With the General Allotment Act of 1887, tribal lands were allotted to
individual tribal members on more than 100 reservations. Those lands were
held in trust by the United States for tribal members, meaning that the
United States holds legal title to the land. Between 1887 and 1934, when
the allotment policy was repudiated, more than 90 million acres of land
were lost to Indian ownership.

Of those lands remaining in Indian ownership, the majority of the original
80- to 160-acre parcels are held today by dozens or even hundreds of
interest holders because federal law required that ownership pass according
to state laws of intestate succession. Each owner of an undivided interest
needs permission from the others and from the United States in order to
lease, manage, encumber or improve the land.

The institute oversees existing ILTF projects that provide free or
reduced-cost estate planning services to tribes in the states of
Washington, Oregon, Idaho, North Dakota, South Dakota and Wisconsin.

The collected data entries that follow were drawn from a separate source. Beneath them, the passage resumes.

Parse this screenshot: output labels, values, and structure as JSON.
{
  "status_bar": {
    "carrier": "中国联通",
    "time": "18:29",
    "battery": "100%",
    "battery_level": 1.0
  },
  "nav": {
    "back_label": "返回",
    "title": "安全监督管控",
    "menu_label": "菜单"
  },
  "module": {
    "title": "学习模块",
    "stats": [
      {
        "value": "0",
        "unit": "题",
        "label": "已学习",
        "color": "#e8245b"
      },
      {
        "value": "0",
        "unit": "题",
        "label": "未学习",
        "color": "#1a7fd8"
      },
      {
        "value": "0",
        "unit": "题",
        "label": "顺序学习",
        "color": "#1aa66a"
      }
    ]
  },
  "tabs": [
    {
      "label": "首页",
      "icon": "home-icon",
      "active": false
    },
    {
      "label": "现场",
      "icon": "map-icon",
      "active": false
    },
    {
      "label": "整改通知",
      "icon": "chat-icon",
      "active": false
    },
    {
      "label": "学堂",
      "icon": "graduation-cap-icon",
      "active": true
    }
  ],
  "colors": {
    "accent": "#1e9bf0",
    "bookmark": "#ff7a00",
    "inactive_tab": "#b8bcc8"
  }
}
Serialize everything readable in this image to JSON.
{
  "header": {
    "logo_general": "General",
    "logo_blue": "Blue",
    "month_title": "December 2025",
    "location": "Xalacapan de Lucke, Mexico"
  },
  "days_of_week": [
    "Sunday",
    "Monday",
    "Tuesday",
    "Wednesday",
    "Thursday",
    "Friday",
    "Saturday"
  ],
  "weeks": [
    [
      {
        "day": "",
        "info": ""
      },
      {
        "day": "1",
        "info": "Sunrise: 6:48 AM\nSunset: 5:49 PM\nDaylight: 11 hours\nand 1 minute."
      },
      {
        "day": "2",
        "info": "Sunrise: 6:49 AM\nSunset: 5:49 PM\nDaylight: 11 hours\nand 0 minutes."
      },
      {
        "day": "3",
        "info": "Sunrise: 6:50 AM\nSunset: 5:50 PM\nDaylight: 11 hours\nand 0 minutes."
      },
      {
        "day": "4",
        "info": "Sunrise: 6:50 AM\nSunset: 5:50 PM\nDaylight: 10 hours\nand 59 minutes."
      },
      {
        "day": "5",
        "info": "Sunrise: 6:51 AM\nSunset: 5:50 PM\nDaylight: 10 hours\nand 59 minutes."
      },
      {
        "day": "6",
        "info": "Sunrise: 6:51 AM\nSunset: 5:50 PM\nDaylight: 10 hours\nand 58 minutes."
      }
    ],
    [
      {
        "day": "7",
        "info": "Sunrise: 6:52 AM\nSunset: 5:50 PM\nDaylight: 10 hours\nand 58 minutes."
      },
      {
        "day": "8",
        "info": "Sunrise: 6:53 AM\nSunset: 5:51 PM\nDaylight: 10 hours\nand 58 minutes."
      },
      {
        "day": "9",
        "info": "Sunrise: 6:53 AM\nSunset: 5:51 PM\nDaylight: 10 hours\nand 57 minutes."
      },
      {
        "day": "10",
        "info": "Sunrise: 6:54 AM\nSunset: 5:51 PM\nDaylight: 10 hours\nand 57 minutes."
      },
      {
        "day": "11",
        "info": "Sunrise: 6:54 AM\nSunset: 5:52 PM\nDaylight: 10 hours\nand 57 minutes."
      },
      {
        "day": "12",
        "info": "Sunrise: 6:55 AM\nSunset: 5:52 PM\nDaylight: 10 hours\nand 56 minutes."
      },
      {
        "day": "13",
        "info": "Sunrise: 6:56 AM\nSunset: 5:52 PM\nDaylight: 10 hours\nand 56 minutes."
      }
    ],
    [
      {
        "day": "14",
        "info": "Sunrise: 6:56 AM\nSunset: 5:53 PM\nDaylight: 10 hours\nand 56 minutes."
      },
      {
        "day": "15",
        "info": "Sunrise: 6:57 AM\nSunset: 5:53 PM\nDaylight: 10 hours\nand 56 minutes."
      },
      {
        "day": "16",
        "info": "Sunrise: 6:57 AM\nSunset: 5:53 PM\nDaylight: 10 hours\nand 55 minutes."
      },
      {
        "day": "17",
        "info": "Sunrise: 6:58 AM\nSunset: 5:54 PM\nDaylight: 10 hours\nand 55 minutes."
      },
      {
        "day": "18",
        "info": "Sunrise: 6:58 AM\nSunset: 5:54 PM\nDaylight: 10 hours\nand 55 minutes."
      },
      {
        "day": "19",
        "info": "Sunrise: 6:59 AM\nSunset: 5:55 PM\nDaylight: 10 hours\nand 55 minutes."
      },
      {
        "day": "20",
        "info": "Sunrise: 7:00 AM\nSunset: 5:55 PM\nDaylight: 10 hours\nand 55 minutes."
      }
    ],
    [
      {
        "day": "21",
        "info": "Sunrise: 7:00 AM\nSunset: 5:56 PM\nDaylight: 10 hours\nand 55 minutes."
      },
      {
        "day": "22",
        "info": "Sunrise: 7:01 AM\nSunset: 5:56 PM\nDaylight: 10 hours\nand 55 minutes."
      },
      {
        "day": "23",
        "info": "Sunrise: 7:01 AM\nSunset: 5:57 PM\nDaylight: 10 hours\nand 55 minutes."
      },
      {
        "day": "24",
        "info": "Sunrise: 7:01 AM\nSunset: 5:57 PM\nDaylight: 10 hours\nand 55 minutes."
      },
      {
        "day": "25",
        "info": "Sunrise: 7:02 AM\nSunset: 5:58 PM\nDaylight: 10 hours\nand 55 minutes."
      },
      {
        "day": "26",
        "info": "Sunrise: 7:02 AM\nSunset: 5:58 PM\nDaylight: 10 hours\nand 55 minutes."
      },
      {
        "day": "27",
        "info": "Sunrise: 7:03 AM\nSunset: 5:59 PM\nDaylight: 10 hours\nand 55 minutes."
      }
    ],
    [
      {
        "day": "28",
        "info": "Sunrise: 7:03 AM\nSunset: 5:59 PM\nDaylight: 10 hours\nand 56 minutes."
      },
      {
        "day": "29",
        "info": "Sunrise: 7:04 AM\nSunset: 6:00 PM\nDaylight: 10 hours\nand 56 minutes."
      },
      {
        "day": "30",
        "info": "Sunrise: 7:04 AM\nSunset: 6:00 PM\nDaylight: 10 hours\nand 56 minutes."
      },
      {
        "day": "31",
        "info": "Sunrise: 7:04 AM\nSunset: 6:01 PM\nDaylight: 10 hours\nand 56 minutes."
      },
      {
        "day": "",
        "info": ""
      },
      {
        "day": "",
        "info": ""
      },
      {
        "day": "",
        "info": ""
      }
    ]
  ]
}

One of
those is the Estate Planning Project at the University of Idaho, which
sends eight law students from around the country into reservation
communities in Washington, Oregon and Idaho, where most members have
limited access to legal services.

The externs provide free estate planning and will drafting services under
the supervision of a licensed attorney. The institute is working in
partnership with SU clinical and externship programs to create a similar
program at SUSL in 2006 -- '07, said Cecelia Burke, deputy director of the
institute and a graduate of SUSL who was an extern under the UI program.

The institute was recently awarded a $519,000 one-year contract from the
Department of the Interior to develop and implement an estate planning
pilot project in the Great Plains and Pacific Coast regions. The pilot
project will send legal services attorneys and paralegals to reservations
in each region.

Because the American Indian Probate Reform Act is recent and complicated,
attorneys, tribal members and tribal officials need to have a clear
understanding of its provisions and effects, Nash said. Training is another
important part of the institute's work. The institute will be hosting a
two-day national symposium and continuing legal education program on the
American Indian Probate Reform Act on March 14 and 15 at SUSL.

Dean Kellye Testy said the institute will help SUSL advance its mission of
training outstanding lawyers for the service of justice.

"This institute is critical to ensuring Native Americans have access to
legal services they need," Testy said. "We look forward to being at the
heart of service to tribal communities nationwide."